Despite Di Morrissey’s weird objections to this book on her appearance at the First Tuesday Book Club, the fact that the other four members were raving about his book gave me enough justification to pick it up from work. I should mention that I have read Hyland’s earlier novel, Carry Me Down, and it left me cold. But what of this new one?
Patrick Oxtoby has left the big city in which he grew up to find solace and solitude in a small seaside village. He takes up in a boarding house with two other young men, and sets to work at a small mechanics. But his mother comes down to interfere, and as his temper rises, so too does the danger to those around him.

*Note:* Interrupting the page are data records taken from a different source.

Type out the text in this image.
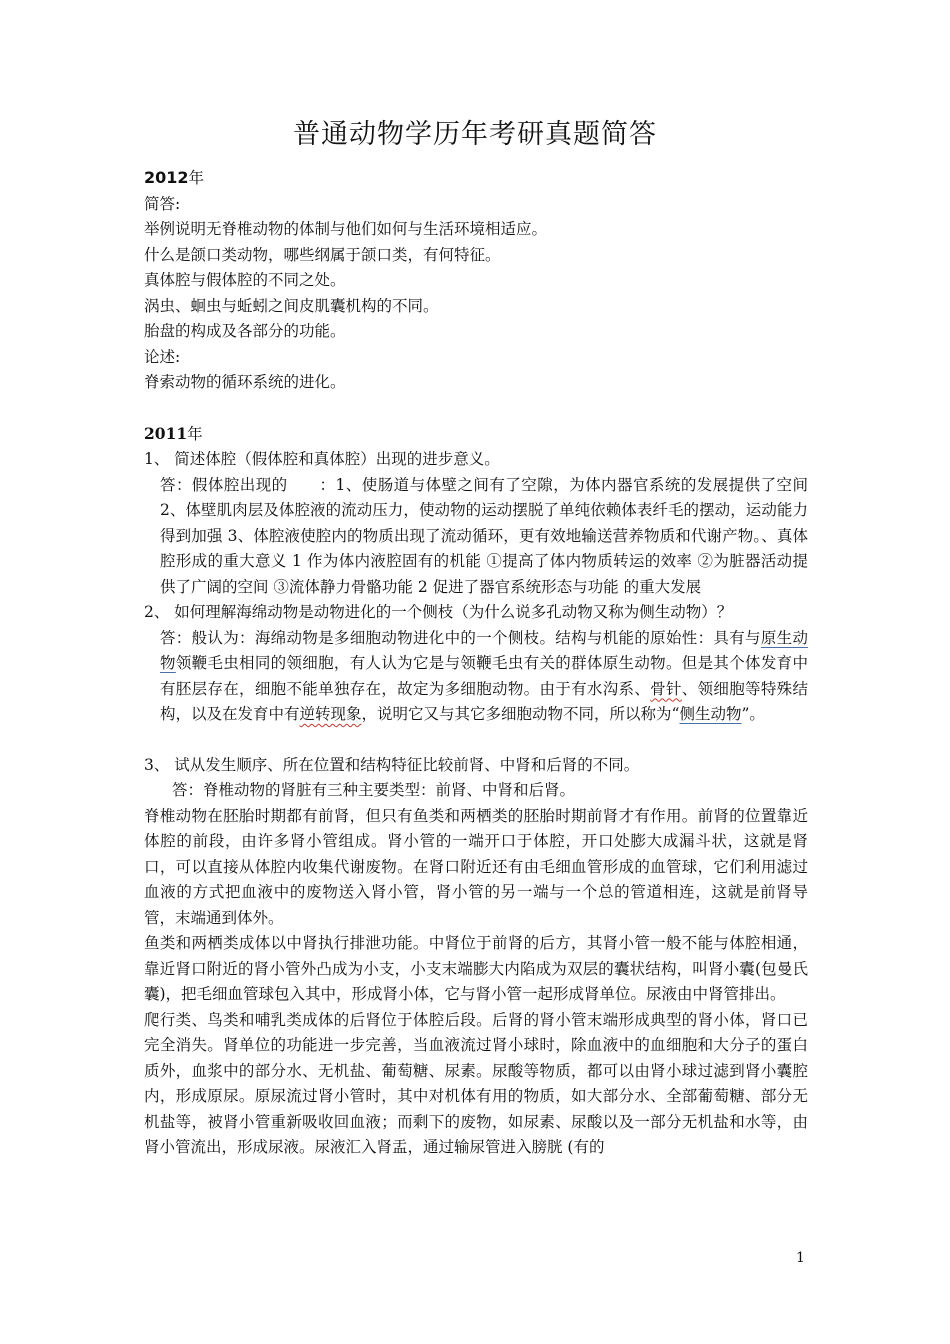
普通动物学历年考研真题简答

2012年

简答:

举例说明无脊椎动物的体制与他们如何与生活环境相适应。

什么是颌口类动物，哪些纲属于颌口类，有何特征。

真体腔与假体腔的不同之处。

涡虫、蛔虫与蚯蚓之间皮肌囊机构的不同。

胎盘的构成及各部分的功能。

论述:

脊索动物的循环系统的进化。

2011年

1、 简述体腔（假体腔和真体腔）出现的进步意义。

答：假体腔出现的　　：1、使肠道与体壁之间有了空隙，为体内器官系统的发展提供了空间 2、体壁肌肉层及体腔液的流动压力，使动物的运动摆脱了单纯依赖体表纤毛的摆动，运动能力得到加强 3、体腔液使腔内的物质出现了流动循环，更有效地输送营养物质和代谢产物。、真体腔形成的重大意义 1 作为体内液腔固有的机能 ①提高了体内物质转运的效率 ②为脏器活动提供了广阔的空间 ③流体静力骨骼功能 2 促进了器官系统形态与功能 的重大发展

2、 如何理解海绵动物是动物进化的一个侧枝（为什么说多孔动物又称为侧生动物）？

答：般认为：海绵动物是多细胞动物进化中的一个侧枝。结构与机能的原始性：具有与原生动物领鞭毛虫相同的领细胞，有人认为它是与领鞭毛虫有关的群体原生动物。但是其个体发育中有胚层存在，细胞不能单独存在，故定为多细胞动物。由于有水沟系、骨针、领细胞等特殊结构，以及在发育中有逆转现象，说明它又与其它多细胞动物不同，所以称为“侧生动物”。

3、 试从发生顺序、所在位置和结构特征比较前肾、中肾和后肾的不同。

答：脊椎动物的肾脏有三种主要类型：前肾、中肾和后肾。

脊椎动物在胚胎时期都有前肾，但只有鱼类和两栖类的胚胎时期前肾才有作用。前肾的位置靠近体腔的前段，由许多肾小管组成。肾小管的一端开口于体腔，开口处膨大成漏斗状，这就是肾口，可以直接从体腔内收集代谢废物。在肾口附近还有由毛细血管形成的血管球，它们利用滤过血液的方式把血液中的废物送入肾小管，肾小管的另一端与一个总的管道相连，这就是前肾导管，末端通到体外。

鱼类和两栖类成体以中肾执行排泄功能。中肾位于前肾的后方，其肾小管一般不能与体腔相通，靠近肾口附近的肾小管外凸成为小支，小支末端膨大内陷成为双层的囊状结构，叫肾小囊(包曼氏囊)，把毛细血管球包入其中，形成肾小体，它与肾小管一起形成肾单位。尿液由中肾管排出。

爬行类、鸟类和哺乳类成体的后肾位于体腔后段。后肾的肾小管末端形成典型的肾小体，肾口已完全消失。肾单位的功能进一步完善，当血液流过肾小球时，除血液中的血细胞和大分子的蛋白质外，血浆中的部分水、无机盐、葡萄糖、尿素。尿酸等物质，都可以由肾小球过滤到肾小囊腔内，形成原尿。原尿流过肾小管时，其中对机体有用的物质，如大部分水、全部葡萄糖、部分无机盐等，被肾小管重新吸收回血液；而剩下的废物，如尿素、尿酸以及一部分无机盐和水等，由肾小管流出，形成尿液。尿液汇入肾盂，通过输尿管进入膀胱 (有的

1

Moral ambiguity is something that is dealt with a lot in literary fiction – questions of right and wrong; of good and evil, and all these kinds of things make for excellent discussions about the human psyche. And Patrick is certainly not a bad person – and definitely not evil. Yet the act he commits (I’m going to spoil it for you, otherwise I can’t talk about the novel properly – he kills someone) is evil. Or, at the very least, morally wrong. There is no real reason for why Patrick takes a heavy spanner to his fellow boarder’s head, or none that I, as an outside reader, can see. All it seems to have taken is a little bit of constant niggling from his mother (something I personally identified with very strongly), and some weird altercations with some people in a bar. Is this really enough for someone to snap? Maybe for most of us, the answer is no. But at this time, in this situation, with these two people, it is enough for Patrick to snap.
It is clear from the outset that there is something not quite right with Patrick. Granted, he has just been through a breakup with a woman who had planned on marrying him, yet despite this, there is a deeper and greater sense of unease with patrick as our main character. He is very particular about certain things, he is definitely inclined to overthink every act (both his own and others’), and even though he protests to just wanting a friend to talk to, every time someone tries to connect with him, he is quick to anger, and simply becomes more grumpy. It is no surprise, then, that he should be so enamoured with the mechanic trade – a trade in which he can fix things, things that have a defined problem and solution. If I didn’t know any better, I would suggest that there is more than a hint of Asperger’s Syndrome in Patrick’s activities, and this is perhaps the closest explanation we have to understanding his actions. This is, of course, no excuse for the spanner incident, but his lack of understanding of social interactions makes him arguably more susceptible to breaking them in a more obvious way than simply not smiling at someone across the street.
And so, while the court case and eventual gaoling of Patrick goes on around him, he maintains his innocence. He didn’t mean to do it, so why should he be punished? His actions were not premeditated, so he isn’t really a killer, right? This question becomes less and less important as Patrick begins to realise the magnitude of his actions, and as he attempts to deal with his life in prison. The prison scenes are pretty interesting, with Hyland clearly (I hope) having done a lot of research into what makes these people tick. Having lived in a university college for the last three years, I can see similarities here. Put hundreds of people in a confined building, and social strata and systems form themselves, and Patrick must learn to fit in with the already established order.
The way he does this is most fascinating. His own preconceptions about criminals come into play, and while he spends time trying to distance himself from his cellmate – a convicted sex offender (who, I must add, is perfectly drawn) – he also begins to find friendship in the most unlikely of places in the most unlikely of ways. This ties into the ending of the novel, which is actually one of the best endings I have read in a long time. Patrick finally begins to accept his new life conditions, and while clearly still uncomfortable, he does manage to find solace in a person society deems to be similar to him, despite sharing little.
What is it that makes us so fascinated with the minds of killers? Certainly, from the popularity of Dexter (a brilliant television show, I should add), there is a market for this kind of exploratory fiction. But just as Dexter is wry and, in the end, a loveable kind of killer, Patrick Oxtoby is not. He is distant, cold, and impenetrable. This is How is a subtle novel that is hard to pin down at first, but it certainly provides some interesting food for thought for the enquiring mind.